SLUTTISH, a. Nasty; not nice; not cleanly; dirty; indecently negligent of cleanliness. Raleigh.
Evidently in Shakespeare's time slut and sluttish were understood in much the same way that slattern and slatternly were—as referring to a person (usually a woman) who paid insufficient attention to cleanliness. Sluttish might therefore also be associated with notions of unkemptness or slovenliness, as well as of actual dirtiness. Obviously, these are not actual characteristics of time, understood as an abstract though measurable entity. And yet "sluttish time" isn't a metaphor for time; a metaphor would be something like "sluttish drab" standing in for "time" (if drab is used in one of its two early senses of "slattern" or "prostitute").
In a comment beneath Joe Blow's answer, the poster provides a definition of transferred epithet, a term I was not familiar with:
A transferred epithet often involves shifting a modifier from the animate to the inanimate, as in the phrases "cheerful money," "sleepless night," and "suicidal sky."
Given the close connection of slut and sluttish with specifically human (and more specifically female) hygiene, I think it is fair to say that "sluttish time" qualifies as a transferred epithet, as the poster defines that term. "Sluttish" would perhaps be even more obviously a normally animate modifier if it meant "indiscriminately promiscuous," as it does today. "Sluttish time" may also qualify as personification, depending on how you define that term.
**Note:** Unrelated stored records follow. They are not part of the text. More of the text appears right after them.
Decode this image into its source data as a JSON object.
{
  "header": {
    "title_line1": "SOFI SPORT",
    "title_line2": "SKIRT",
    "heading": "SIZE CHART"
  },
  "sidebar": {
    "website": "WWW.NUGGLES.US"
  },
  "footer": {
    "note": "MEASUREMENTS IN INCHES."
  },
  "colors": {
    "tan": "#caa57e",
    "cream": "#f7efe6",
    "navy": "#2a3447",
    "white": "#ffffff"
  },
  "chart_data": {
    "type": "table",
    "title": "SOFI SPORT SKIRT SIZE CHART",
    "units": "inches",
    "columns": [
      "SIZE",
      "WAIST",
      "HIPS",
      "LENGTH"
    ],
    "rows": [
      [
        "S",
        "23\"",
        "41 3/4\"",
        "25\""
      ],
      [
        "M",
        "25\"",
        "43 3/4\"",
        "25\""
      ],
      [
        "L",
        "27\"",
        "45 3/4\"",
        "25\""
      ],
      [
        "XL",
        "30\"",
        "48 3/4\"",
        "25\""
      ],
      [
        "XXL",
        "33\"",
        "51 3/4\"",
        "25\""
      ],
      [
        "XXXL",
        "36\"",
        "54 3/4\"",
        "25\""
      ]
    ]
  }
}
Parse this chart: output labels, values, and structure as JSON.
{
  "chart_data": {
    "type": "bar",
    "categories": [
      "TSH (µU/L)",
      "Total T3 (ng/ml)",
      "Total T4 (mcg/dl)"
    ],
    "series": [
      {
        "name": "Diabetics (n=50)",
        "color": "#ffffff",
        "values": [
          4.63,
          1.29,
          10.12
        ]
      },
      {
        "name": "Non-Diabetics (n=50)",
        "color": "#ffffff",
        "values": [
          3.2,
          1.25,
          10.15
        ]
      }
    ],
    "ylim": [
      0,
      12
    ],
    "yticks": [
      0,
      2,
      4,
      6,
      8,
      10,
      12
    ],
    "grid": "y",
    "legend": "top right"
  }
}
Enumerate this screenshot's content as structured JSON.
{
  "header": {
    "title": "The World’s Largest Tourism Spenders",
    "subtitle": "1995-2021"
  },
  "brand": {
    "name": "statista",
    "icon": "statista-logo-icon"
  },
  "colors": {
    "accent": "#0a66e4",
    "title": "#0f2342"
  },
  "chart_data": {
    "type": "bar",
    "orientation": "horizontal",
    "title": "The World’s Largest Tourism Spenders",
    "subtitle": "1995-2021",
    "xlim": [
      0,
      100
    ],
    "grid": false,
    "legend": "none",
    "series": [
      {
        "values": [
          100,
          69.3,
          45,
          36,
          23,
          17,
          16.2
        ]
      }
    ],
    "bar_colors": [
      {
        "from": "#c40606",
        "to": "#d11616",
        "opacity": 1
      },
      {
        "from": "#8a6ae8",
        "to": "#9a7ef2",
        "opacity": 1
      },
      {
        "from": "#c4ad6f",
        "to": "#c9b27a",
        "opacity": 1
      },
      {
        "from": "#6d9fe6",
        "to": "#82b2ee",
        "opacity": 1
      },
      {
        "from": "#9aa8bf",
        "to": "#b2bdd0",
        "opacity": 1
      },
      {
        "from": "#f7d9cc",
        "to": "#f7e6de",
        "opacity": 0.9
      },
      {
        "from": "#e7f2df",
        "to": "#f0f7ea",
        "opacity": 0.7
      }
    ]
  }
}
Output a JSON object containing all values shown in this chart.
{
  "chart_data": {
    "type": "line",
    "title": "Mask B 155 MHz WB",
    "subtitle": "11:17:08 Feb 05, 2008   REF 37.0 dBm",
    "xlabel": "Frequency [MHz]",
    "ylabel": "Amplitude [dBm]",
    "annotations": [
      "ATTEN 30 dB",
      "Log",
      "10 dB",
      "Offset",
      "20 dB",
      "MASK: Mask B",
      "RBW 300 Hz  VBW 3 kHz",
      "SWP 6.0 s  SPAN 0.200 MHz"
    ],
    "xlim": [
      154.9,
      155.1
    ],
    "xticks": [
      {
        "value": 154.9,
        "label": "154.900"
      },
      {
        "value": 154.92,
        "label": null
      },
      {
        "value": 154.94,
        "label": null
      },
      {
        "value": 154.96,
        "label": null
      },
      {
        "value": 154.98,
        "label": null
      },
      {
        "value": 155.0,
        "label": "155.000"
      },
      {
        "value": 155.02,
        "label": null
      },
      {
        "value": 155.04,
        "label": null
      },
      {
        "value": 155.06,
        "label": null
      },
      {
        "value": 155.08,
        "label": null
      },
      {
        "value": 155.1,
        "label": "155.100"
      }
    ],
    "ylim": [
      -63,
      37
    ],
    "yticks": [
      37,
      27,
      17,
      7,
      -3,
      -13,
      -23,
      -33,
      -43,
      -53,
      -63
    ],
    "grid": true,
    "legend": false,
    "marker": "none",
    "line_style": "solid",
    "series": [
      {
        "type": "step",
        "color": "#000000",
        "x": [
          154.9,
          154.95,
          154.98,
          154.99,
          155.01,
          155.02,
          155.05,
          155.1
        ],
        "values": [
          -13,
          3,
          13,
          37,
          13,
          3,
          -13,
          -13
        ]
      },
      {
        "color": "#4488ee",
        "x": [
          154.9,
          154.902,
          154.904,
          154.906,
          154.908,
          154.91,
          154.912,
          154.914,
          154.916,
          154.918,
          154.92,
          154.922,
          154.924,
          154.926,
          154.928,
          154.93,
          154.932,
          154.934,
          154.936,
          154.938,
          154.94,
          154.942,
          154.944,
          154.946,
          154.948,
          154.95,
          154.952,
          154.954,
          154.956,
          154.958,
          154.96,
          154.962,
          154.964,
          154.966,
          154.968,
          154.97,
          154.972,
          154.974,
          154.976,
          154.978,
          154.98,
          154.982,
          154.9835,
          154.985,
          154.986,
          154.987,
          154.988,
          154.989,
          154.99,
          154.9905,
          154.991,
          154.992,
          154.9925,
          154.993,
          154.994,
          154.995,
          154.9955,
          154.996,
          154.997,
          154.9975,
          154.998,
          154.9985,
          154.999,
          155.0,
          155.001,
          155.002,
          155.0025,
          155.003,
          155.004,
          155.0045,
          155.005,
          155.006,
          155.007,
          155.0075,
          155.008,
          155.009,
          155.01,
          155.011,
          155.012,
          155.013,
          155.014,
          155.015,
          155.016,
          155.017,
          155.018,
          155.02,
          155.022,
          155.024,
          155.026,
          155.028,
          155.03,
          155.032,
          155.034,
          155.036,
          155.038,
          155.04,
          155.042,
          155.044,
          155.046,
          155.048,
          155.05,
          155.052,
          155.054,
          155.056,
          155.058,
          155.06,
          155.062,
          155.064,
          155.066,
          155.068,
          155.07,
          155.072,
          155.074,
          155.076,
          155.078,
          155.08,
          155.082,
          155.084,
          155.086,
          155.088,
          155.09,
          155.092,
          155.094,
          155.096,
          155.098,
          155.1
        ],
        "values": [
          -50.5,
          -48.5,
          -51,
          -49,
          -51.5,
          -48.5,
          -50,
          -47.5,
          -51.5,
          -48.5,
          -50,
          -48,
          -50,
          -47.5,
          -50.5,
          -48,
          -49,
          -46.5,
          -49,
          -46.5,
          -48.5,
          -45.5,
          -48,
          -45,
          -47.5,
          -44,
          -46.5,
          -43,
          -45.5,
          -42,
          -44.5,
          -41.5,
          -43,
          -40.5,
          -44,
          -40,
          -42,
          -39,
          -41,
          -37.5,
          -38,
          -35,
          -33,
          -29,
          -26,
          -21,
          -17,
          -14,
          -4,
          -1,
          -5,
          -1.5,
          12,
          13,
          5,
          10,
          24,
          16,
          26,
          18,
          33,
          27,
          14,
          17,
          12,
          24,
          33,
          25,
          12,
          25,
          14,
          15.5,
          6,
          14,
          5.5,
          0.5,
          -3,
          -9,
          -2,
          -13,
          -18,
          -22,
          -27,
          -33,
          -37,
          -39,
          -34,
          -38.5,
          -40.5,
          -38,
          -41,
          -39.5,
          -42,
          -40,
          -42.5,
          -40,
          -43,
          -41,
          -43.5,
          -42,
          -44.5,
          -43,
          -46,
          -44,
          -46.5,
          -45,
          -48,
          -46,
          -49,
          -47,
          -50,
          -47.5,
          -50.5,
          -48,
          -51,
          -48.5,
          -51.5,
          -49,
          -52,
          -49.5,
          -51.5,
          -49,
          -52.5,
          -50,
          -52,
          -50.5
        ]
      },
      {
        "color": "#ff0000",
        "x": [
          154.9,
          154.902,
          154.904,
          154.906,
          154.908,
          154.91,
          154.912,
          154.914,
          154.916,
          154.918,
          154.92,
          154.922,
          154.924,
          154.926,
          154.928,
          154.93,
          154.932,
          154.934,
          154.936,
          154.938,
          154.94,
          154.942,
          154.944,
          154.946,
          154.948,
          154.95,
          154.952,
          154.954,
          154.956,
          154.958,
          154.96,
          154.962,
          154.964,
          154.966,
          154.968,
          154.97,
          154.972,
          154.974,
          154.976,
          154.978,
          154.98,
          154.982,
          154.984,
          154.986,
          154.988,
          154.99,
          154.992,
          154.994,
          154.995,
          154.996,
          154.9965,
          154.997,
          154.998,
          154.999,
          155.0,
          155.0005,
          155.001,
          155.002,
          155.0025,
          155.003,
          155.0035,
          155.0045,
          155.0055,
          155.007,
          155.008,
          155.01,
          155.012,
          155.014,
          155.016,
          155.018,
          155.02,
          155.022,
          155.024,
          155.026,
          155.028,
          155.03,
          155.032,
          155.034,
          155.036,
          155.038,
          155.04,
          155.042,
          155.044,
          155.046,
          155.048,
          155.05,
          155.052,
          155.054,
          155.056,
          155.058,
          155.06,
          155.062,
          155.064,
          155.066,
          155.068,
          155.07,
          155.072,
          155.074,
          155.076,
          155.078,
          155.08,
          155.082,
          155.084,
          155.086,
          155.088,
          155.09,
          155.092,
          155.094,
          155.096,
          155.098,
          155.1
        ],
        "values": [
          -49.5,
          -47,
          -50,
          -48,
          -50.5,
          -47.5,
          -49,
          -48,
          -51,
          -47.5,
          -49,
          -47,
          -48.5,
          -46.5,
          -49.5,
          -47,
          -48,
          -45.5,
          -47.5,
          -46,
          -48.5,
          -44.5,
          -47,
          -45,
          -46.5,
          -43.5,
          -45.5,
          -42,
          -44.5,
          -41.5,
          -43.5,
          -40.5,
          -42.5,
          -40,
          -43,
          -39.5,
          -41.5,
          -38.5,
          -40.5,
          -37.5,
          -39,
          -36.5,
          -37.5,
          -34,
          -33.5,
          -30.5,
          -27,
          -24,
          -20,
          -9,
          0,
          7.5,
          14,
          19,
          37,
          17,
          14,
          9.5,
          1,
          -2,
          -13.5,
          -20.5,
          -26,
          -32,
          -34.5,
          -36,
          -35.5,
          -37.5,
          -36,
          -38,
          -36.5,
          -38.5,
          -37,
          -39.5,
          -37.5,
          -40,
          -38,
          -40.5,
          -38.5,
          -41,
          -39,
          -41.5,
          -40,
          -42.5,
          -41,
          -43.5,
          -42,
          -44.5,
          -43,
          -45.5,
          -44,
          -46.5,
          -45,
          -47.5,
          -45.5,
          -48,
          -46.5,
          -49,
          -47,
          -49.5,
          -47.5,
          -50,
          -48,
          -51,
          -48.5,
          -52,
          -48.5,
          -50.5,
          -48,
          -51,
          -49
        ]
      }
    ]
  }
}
Merriam-Webster's Eleventh Collegiate Dictionary (2003) has this as its primary definition:
personification n 1 : attribution of personal qualities; esp : representation of a thing or abstraction as a person or by the human form
In the sonnet, Shakespeare attributes a personal quality (sluttishness) to time, but he does not represent time in human form (as he might have done with a phrase such as "that sluttish fishwife, time"). It therefore seems to me that of the terms suggested by the poster—metaphor, transferred epithet, and personification—the one that best fits "sluttish time" is transferred epithet.